Commençons par le marché des titres de créance, communément utilisés par la plupart des gestionnaires de portefeuilles, et plus particulièrement les obligations. Le rendement de cette catégorie d’actif est attribuable à une combinaison du revenu d’intérêt et du gain ou de la perte en capital réalisé à l’échéance ou à la date d’aliénation du titre.

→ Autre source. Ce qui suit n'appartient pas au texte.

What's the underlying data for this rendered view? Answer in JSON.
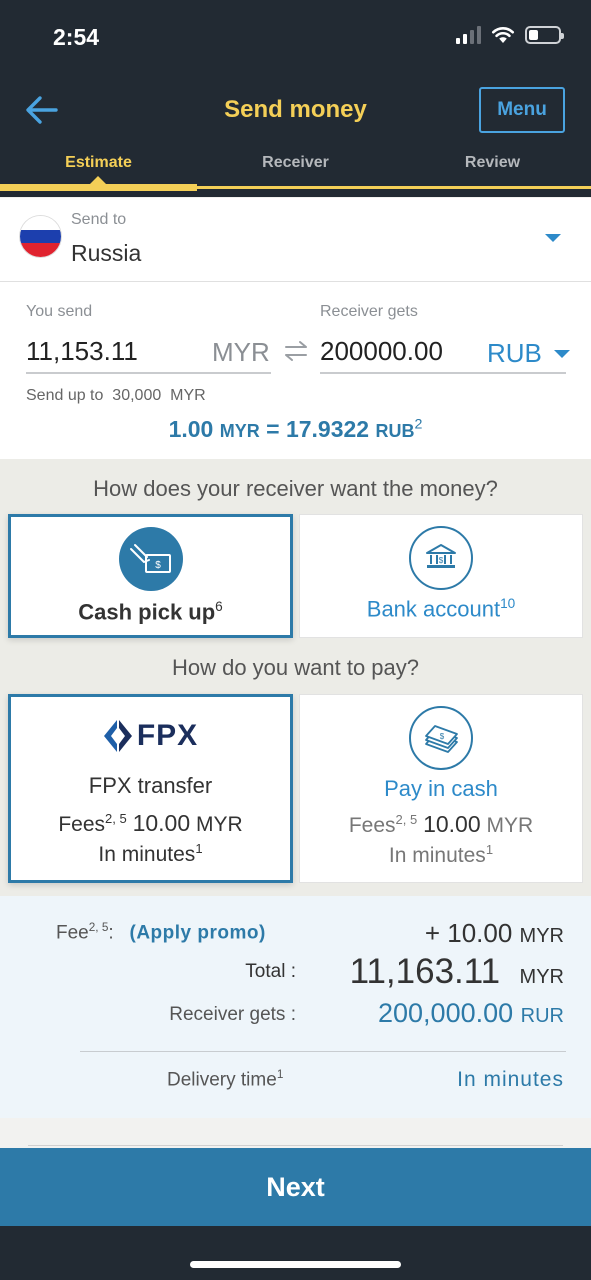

En tout temps, l’investisseur est en mesure d’évaluer très précisément le revenu d’intérêt de ses obligations, puisque le taux à l’émission est techniquement garanti jusqu’à l’échéance du titre. Ces jours-ci, une obligation du gouvernement canadien, échéant dans 30 ans, procure un taux légèrement inférieur à 2,5 %, un bas séculaire… L’investisseur actif dans ce marché tentera de bonifier son rendement en réalisant un gain sur la vente anticipée du titre, en contexte de baisse des taux. Cette même transaction pourrait cependant engendrer une perte en période de hausse. Ses résultats dépendront alors de sa capacité à bien anticiper la tendance qui caractérise les taux à court, moyen et long terme et leur relation avec le type de placement en main.

Sylvain B. Tremblay

Un risque récompensé

Est-il possible de prévoir la direction des taux d’intérêt? Oui, jusque dans une certaine mesure. Le défi est davantage d’estimer le moment où ceux-ci bougeront. Comme mentionné plus haut, nous sommes présentement au cœur d’une situation sans précédent quant au niveau des taux d’intérêt. Une très faible proportion de gestionnaires obligataires canadiens ont vu juste en anticipant une baisse des taux en 2011. La majeure partie d’entre eux avaient plutôt pronostiqué une hausse, réduisant par ailleurs la durée moyenne de leur portefeuille par excès de prudence.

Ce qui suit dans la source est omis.